Coletivo recortou quatro tramas dentre 550 relatos reais para dar corpo a peça que estréia dia 29, em MG, dirigida por Paulo de Moraes
VALMIR SANTOS
ENVIADO ESPECIAL A BELO HORIZONTE
São 25 anos de um teatro popular protagonizado por experientes artistas nos domínios
da rua, do circo ou da farsa. Mas
as bodas de prata do Grupo Galpão, em 2007, chegam com a
marca do drama, contraface
que o prestigiado coletivo de
Belo Horizonte trouxe pouco a
público em sua história.
"Pequenos Milagres", o 16º
espetáculo do grupo, é pontuado por epifanias do cotidiano
de mulheres e homens de um
Brasil passado e presente. São
"histórias de quintal", diz o diretor convidado Paulo de Moraes, 41, da Armazém Companhia de Teatro (RJ). Ele assina
o texto final com o escritor
Maurício Arruda Mendonça.
A dramaturgia é o sumo da
campanha "Conte Sua História", lançada pelo grupo em
agosto. Foram recolhidos 550
relatos, a maioria de gente comum interessada em participar
da criação comemorativa.
Doze histórias norteiam à
exaustão os improvisos dos
atores. Quatro delas efetivamente dão corpo ao projeto.
Em "Cabeça de Cachorro",
um garoto cumpre um inusitado rito de passagem: vai de ônibus do interior à capital, sozinho, levando uma cabeça de
cão na sacola. Sua missão é entregá-la a um tio para exame de
raiva. O animal atacou o irmão
mais novo. Essa história costura mais três. "O Pracinha da
FEB" traz as memórias de um
soldado das Forças Expedicionárias Brasileiras que sobreviveu aos ataques na campanha
da Itália (1944-55) contra o nazifascismo, durante a Segunda
Guerra. A perda de um amigo
no front deixa seqüelas, mas a
vida lhe reserva surpresas.
"O Vestido" expõe a trajetória de uma mulher a partir da
infância, quando não gostava
de usar vestido de chita e sonhava com um vestido que vira
numa procissão, de tafetá com
rendas. Sua fé atravessa o futuro para, enfim, colocar o corpo
no lugar mais seguro do mundo: aquele vestido. A quarta história é a do "Casal Náufrago",
um homem e uma mulher que
estão à beira da separação, mas
que têm as esperanças reavivadas quando ele é sorteado para
participar de um programa televisivo que distribui dinheiro.

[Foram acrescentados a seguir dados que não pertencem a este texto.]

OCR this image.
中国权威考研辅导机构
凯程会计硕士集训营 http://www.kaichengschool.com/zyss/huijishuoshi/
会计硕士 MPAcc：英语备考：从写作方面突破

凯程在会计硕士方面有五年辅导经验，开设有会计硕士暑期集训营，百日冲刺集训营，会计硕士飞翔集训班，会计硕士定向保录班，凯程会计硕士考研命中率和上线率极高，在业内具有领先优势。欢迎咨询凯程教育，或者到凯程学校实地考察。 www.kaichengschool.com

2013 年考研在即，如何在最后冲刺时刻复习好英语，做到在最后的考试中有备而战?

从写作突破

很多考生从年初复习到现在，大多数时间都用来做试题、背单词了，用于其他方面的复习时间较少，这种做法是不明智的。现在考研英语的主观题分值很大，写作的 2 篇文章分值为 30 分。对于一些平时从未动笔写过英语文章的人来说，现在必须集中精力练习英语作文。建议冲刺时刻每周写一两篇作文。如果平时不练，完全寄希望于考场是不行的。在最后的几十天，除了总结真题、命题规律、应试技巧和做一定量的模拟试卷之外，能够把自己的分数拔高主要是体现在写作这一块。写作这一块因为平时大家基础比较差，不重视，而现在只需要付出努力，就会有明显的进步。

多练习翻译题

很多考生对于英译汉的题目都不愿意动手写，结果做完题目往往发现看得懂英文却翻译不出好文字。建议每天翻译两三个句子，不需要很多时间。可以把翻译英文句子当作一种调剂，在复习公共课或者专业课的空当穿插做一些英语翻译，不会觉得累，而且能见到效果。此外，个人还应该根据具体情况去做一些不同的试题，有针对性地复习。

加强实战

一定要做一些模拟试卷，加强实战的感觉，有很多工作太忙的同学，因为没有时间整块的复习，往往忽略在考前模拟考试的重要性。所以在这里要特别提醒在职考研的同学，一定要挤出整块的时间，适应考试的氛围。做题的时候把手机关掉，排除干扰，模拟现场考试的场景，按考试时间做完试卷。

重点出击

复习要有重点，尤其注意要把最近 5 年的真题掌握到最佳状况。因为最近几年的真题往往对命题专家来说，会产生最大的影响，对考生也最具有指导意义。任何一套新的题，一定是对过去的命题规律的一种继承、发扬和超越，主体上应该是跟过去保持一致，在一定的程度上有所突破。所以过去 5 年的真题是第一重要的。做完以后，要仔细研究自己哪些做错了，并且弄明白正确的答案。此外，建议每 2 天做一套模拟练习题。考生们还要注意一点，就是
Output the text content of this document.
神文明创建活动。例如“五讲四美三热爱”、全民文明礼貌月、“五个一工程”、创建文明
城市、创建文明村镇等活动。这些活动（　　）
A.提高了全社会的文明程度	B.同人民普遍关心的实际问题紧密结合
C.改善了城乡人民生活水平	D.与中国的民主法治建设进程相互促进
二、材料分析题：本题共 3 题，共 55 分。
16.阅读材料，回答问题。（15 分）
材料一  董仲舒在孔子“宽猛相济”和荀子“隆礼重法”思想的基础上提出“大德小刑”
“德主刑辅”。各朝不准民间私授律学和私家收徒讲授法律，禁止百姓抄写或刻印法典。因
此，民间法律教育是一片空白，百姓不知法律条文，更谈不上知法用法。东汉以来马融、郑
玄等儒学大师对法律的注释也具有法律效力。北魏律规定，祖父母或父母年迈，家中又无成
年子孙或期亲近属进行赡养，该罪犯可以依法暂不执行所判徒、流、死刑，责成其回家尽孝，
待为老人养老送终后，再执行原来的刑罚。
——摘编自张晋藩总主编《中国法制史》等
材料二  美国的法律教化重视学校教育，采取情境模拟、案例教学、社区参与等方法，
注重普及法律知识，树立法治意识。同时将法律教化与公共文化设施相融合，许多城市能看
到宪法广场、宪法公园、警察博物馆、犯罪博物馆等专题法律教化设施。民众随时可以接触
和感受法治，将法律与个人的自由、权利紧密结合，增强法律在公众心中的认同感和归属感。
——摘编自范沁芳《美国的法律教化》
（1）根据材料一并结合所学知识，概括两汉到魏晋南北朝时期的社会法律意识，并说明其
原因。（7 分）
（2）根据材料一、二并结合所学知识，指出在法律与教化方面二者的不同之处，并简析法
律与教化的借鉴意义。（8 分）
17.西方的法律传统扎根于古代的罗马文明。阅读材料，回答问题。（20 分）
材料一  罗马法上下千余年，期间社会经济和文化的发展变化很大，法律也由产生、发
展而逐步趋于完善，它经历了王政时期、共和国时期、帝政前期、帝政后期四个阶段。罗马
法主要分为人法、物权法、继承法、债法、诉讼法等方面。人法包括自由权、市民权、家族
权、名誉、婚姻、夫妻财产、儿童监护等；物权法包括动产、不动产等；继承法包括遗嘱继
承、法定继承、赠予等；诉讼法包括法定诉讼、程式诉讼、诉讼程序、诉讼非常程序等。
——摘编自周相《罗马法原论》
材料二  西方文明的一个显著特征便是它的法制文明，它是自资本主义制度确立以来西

"Buscamos aqueles momentos em que a vida de uma pessoa pode dar uma guinada, ou
não. É como aquela cena da bola de tênis parada sobre a rede
no filme "Match Point", do
Woody Allen", diz Moraes, 41.
"Num momento em que o
mundo valoriza celebridades, é
um prazer inverter essa expectativa com a história de pessoas
anônimas", diz o ator Chico Pelúcio, 47.
Se depender do ensaio a que a
Folha assistiu dias atrás, o que
se desenha para a estréia no
próximo dia 29, no Galpão Cine Horto, em Belo Horizonte
(depois segue para outras cidades), é um trabalho que pode
surpreender pelo risco a que o
Galpão se lança. Como fez em
"Álbum de Família" (1990), de
Nelson Rodrigues, com direção
de Eid Ribeiro, e em "Partido"
(1999), adaptação de Cacá
Brandão para "O Visconde Partido ao Meio", com direção de
Cacá Carvalho.
A começar pelo registro da
interpretação. Sem os microfones, o tom de voz, a enunciação
e os gestos corroboram o drama de intimismo, com platéia
próxima. "É para ver o ator nos
olhos", dá a senha Eduardo
Moreira, 46, um dos fundadores do grupo. "Escolhemos limpar a atuação excessivamente
teatral. É um despojamento
que às vezes lembra cinema."
Moraes é hábil nesse tratamento, vide encenações como
"Toda Nudez Será Castigada" e
"Pessoas Invisíveis". São recursos que, aqui, não anulam a
presença do ator. Mesmo porque o diretor é um deles (bissexto) na Armazém. Como o
Galpão é um grupo de atores,
sem diretor de proa, o encontro
de modos de criação instiga os
dois lados, em meio a tintas de
realismo, um sino de igreja e
uma música de jazz.
O jornalista VALMIR SANTOS viajou a convite
do Galpão Cine Horto.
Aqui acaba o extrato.